In conclusion, consider the “Octane Corrector” for “Nexia.”

There is no switch for gasoline correction in the controller. But next to the diagnostic connector is another small three-pin connector. A stub is inserted into it - a three-pin “mother”. Depending on how the wires are connected in this plug, the ignition timing changes.

The connector pins are not numbered, but it does not matter. We take the plug in our hands with the wires to ourselves, with the latch up. Let's designate the contacts as follows:

Middle (2) contact - “mass”. Two extreme (1 and 3) contacts can be connected to the middle wire or not.

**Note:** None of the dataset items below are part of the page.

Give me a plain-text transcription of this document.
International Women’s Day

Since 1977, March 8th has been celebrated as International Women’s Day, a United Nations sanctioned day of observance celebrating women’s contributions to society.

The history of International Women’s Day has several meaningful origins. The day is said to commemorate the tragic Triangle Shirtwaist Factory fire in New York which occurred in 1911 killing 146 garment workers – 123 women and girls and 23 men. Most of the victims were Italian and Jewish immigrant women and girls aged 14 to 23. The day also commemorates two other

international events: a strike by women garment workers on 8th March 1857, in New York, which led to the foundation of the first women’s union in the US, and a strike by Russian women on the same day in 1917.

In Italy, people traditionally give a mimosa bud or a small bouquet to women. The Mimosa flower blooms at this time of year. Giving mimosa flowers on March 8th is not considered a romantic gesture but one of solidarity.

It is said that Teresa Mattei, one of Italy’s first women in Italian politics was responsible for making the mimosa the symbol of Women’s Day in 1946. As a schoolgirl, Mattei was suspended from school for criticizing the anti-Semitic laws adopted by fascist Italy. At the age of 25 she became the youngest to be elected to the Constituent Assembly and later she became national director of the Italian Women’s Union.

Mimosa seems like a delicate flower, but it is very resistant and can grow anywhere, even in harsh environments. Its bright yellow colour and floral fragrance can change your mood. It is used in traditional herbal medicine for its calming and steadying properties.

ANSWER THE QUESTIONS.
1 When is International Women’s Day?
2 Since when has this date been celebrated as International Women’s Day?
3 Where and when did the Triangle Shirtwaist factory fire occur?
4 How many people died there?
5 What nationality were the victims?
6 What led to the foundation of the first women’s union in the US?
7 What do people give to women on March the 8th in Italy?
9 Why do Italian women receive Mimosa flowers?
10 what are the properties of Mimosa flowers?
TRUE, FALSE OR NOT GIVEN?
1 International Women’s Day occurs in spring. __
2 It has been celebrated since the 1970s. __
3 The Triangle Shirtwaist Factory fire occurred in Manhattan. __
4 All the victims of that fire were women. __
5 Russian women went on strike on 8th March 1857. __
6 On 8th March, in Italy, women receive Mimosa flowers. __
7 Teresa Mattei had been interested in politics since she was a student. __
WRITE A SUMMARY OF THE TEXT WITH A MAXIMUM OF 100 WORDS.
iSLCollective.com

There are four possible switching options.

1. All contacts are connected: switching for the “83rd” gasoline (1 and 3 - to the “mass”)

2. Connected contacts 2 and 3: switching for the “87th” gasoline (3 - to “mass”)

3. No connection: switching for the “91st” gasoline (nothing to the “mass”)

4. Connected contacts 1 and 2: switching for the “95th” gasoline (1 - to “mass”)

Each of the adjustment steps shifts the ignition timing by about half a degree.

Installing a switch in the cabin to control the ignition timing is easy. True, a step-by-step adjustment is obtained: 4 steps with a total range of 2 degrees. But in practice this is quite enough.